Joey looked up, shocked, and Chris was leaning over him. "You need to find your limits." He sounded sad. "Otherwise, you're nothing but the fucking slut everyone else thinks that you are."

When he heard the gentle click of the door, Joey thought that Chris really should have slammed it.



The next day, Chris acted normal and Joey was relieved. Lance looked at him kind of funny, but everyone else was exactly the same. Joey nursed a grudge for a day or two, told himself that he wasn't a slut exactly, just sort of... free. He didn't quite know how to tell the others that, then he thought that maybe it wasn't quite something you could tell.

Still, things that were funny before, even expected, suddenly weren't. Chris's nudge to Justin when Joey started to talk to a girl; Lance waiting until Joey picked his prey for the night before he chose because "Really Joe, who wants to compete."

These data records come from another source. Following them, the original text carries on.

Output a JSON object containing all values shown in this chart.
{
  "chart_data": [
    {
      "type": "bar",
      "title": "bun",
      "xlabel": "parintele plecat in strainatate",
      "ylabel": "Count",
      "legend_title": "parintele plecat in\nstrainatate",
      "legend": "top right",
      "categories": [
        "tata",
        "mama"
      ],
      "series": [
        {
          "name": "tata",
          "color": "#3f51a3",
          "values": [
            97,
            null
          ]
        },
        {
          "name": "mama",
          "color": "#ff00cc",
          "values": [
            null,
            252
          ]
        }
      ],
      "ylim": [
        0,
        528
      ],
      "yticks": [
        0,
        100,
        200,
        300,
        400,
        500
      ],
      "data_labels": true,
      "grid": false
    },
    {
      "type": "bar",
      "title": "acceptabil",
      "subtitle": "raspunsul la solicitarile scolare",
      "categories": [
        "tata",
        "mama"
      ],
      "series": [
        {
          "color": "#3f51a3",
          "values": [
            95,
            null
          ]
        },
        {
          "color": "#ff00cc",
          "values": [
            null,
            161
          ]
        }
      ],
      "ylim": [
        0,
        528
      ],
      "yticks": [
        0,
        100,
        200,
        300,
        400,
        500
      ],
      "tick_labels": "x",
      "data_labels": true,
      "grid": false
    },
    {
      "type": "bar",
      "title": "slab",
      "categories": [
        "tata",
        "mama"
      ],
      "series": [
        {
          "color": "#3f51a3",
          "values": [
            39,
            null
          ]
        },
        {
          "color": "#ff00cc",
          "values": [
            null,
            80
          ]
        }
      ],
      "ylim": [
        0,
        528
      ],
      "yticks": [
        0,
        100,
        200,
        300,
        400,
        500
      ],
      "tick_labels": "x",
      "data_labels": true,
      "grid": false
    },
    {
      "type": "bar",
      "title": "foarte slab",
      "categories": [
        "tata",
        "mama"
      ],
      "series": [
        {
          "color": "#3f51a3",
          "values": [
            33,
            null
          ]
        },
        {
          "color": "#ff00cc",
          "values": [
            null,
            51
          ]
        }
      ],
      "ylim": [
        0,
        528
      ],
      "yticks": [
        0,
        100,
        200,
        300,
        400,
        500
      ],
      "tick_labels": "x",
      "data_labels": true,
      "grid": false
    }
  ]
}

Joey suddenly cared that they looked at him like he was some sort of dirty joke, predictable and just this side of vulgar. So he stopped going clubbing, stopped selecting girls or boys to dribble his nights away with.

His restraint didn't change anything. Justin made jokes that he was taking a break because he was raw and Lance just kept giving him questioning looks. On the other hand, Chris made it a subtle point not to be in the same space as he was, and that hurt more than it should have, considering that they hadn't been exactly close for some time.

JC was the only constant, predictable in his vagueness. He was gentle, his sweetness almost protective, like while you were coated in his aura nothing could be wrong. Joey loved to watch JC when he was absorbed in his music and the half-baked ideas that dissipated before they could be expressed.

It wasn't quite so good when JC started watching him back. Joey looked up from his magazine, one night when all the others were out, and JC was looking at him with an intensity that he was rarely capable of. He didn't feel like talking, so he scrunched down, trying to regain the quiet peace he usually felt around JC.

"Joey?"

Reluctantly, he looked up, unnerved. "Yeah?"

"Are you happy?"

Joey thought that only JC could take such a meaningless question and make it real. He didn't know what to say, so he just shrugged. "Yeah. Sure. Who wouldn't be?"

"Yeah. Cause you don't seem to be." JC thought for a minute. "No offense."

"Just a little lonely, maybe."

JC moved closer, sitting on the couch next to him, and Joey suddenly wanted to kiss him, not because he was another conquest. Just because he was JC, sweet and understanding and maybe enough in the way that the others never were.

Joey looked down, not willing to make the same mistake again, and then he felt JC's hand rub across the back of his neck, light and soft. Joey couldn't resist leaning into JC, surprised when arms wound around him and tugged him closer, JC's breath in his ear, "I think you've been lonely for a while."

Joey thought that JC's words should have sounded like a very bad pick up line, but instead he just sounded earnest and sincere. There was electricity crackling when JC's hand smoothed down his back, the kind that Joey should have used without hesitation, but it wasn't right so he pulled back.

"Yeah. But I think maybe I need to be." It sounded too serious, and Joey wished that he could take it back, crack a joke, but JC was nodding.

"I can wait." And this time, when JC hugged Joey it felt right.